Terrence Andrew Davis (West Allis, 15 de dezembro de 1969The Dalles, 11 de agosto de 2018), simplesmente conhecido como Terry A. Davis, foi um programador americano que criou e desenvolveu um sistema operacional inteiro, o TempleOS, por conta própria, façanha que um engenheiro de computadores comparou a um "arranha-céu construído por um homem só".[1][2] Davis também postou horas de vlogs em mídias sociais, e à época de sua morte amealhou um pequeno séquito online. Ele se autoproclamava "o programador mais inteligente que já viveu".[2]

Em sua adolescência, Davis aprendeu linguagem de montagem num Commodore 64. Obteve um mestrado em engenharia elétrica pela Universidade do Estado do Arizona e trabalhou por vários anos na Ticketmaster como um programador de máquinas VAX. A partir de 1996 começou a experienciar surtos psicóticos regularmente, o que o levou a ser internado inúmeras vezes em hospitais psiquiátricos. Inicialmente diagnosticado com transtorno bipolar, foi posteriormente declarado esquizofrênico e permaneceu desempregado pelo resto de sua vida.

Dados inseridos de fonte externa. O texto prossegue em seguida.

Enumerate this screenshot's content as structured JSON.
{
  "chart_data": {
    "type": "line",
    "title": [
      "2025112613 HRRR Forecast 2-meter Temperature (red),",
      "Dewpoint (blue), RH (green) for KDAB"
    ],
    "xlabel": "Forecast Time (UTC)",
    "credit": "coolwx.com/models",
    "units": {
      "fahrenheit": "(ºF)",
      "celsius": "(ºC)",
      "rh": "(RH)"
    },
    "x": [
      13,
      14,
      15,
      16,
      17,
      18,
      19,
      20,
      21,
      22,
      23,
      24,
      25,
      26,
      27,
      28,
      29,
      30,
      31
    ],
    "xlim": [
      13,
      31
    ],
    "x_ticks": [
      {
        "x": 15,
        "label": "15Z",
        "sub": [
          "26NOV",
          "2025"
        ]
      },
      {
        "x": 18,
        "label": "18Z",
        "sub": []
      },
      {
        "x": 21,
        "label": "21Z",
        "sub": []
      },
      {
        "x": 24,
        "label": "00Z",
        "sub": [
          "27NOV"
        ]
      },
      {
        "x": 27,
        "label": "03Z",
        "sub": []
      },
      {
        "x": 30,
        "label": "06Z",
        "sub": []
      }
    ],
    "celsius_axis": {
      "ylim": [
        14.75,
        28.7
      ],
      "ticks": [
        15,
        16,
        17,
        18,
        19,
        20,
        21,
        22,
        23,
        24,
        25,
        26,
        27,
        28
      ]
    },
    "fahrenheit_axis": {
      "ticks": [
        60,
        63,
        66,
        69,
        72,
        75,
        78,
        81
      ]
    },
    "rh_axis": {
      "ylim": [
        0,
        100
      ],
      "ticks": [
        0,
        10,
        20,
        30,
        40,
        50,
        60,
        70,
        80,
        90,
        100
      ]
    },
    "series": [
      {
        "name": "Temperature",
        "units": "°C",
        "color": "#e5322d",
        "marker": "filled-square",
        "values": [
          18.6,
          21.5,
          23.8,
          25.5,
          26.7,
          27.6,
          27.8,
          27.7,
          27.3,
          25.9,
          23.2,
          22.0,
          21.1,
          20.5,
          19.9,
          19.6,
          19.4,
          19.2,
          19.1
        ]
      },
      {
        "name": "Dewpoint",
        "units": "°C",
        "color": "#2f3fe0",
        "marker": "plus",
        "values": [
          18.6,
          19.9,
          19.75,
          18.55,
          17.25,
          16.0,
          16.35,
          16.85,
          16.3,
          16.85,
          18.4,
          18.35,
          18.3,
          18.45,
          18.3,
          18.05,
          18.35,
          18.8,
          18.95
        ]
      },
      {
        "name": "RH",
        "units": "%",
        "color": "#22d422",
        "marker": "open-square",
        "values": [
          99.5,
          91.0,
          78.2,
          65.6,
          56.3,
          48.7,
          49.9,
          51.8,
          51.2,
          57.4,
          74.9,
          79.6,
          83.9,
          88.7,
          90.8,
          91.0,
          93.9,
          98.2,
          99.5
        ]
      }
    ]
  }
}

Davis foi criado católico antes de converter-se ao ateísmo. Após passar por uma revelação, alegou estar em comunicação direta com Deus e que Deus lhe mandara construir um sucessor do Segundo Templo. Davis então passou os próximos 12 anos de sua vida desenvolvendo um sistema operacional modelado tendo em vista as interfaces embasadas no DOS de sua juventude, inicialmente chamando-o de "J Operating System" e mais tarde de "LoseThos". Em 2013, Davis anunciou que concluíra o projeto, agora chamado de "TempleOS"; seguindo seu lançamento, recebeu críticas majoritariamente positivas.

Na Internet, frequentemente se comunicava por intermédio de blocos de texto gerados aleatoriamente e declarações fora de contexto sobre Deus, o que o levou a ser banido de vários fóruns. Também era controverso por seu frequente uso de expressões racistas e homofóbicas. Durante seus últimos dias, estava vivendo em situação de rua e passou por períodos de encarceramento. Em 2018, enquanto caminhava por trilhos ferroviários, foi atropelado por um trem, morrendo aos 48 anos de idade. Desconhece-se se sua morte foi acidental ou um suicídio.

Infância, carreira e doença[editar | editar código-fonte]

Davis com seus pais em meados de 1994

Terrence Andrew Davis nasceu em West Allis, Wisconsin, mais tarde se mudando para Washington, Michigan, Califórnia e Arizona. O sétimo de oito irmãos, seu pai era um engenheiro industrial. Quando criança, Davis ganhou um Apple II e veio a aprender linguagem de montagem num Commodore 64. Obteve um mestrado em engenharia elétrica pela Universidade do Estado do Arizona em 1994 e trabalhou por vários anos na Ticketmaster[3] programando máquinas VAX.[4] Comentando sobre sua formação, escreveu em 2011: "Todos sabem que a engenharia elétrica é mais alta que a ciência da computação no escalão das engenharias porque precisa de matemática de verdade ;-) Eu sou um cientista de foguetes, mas não sou muito bom nisso".[5]


A partir de março de 1996 Davis começou a ter surtos psicóticos e delírios sobre extraterrestres e agentes do governo, e foi hospitalizado por problemas mentais durante um tempo.[3][6] De acordo com Davis, ele atribuía uma qualidade profunda ao verso da canção do Rage Against the Machine "some of those who work forces are the same that burn crosses" ("alguns dos que trabalham forças/ou/alguns dos que estão no poder são os mesmos que queimam cruzes") e recordou-se: "Comecei a ver uns caras de terno me seguindo, e coisas assim. Era muito esquisito".[3] Certa vez ele dirigiu milhares de quilômetros, rumando a sul, sem um destino exato, convencido de que o rádio de seu carro falava com ele; abandonando seu veículo num deserto do Texas, lá foi encontrado por um policial e levado a um hospital. Foi inicialmente diagnosticado com transtorno bipolar, sendo mais tarde declarado esquizofrênico, e permaneceu desempregado pelo resto de sua vida.[3] Em julho, voltou ao Arizona e começou a formular planos para um novo negócio. Recordou-se de ter impressão 3D em mente como uma prossecução óbvia e desenhou uma máquina de fresa de três eixos. Um incidente envolvendo uma ferramenta Dremel quase ateou fogo a seu apartamento, o que o fez desistir da ideia.[3] Dali em diante, passou a viver com seus pais em Las Vegas e recebia uma pensão por invalidez do governo.[2][3][nb 1]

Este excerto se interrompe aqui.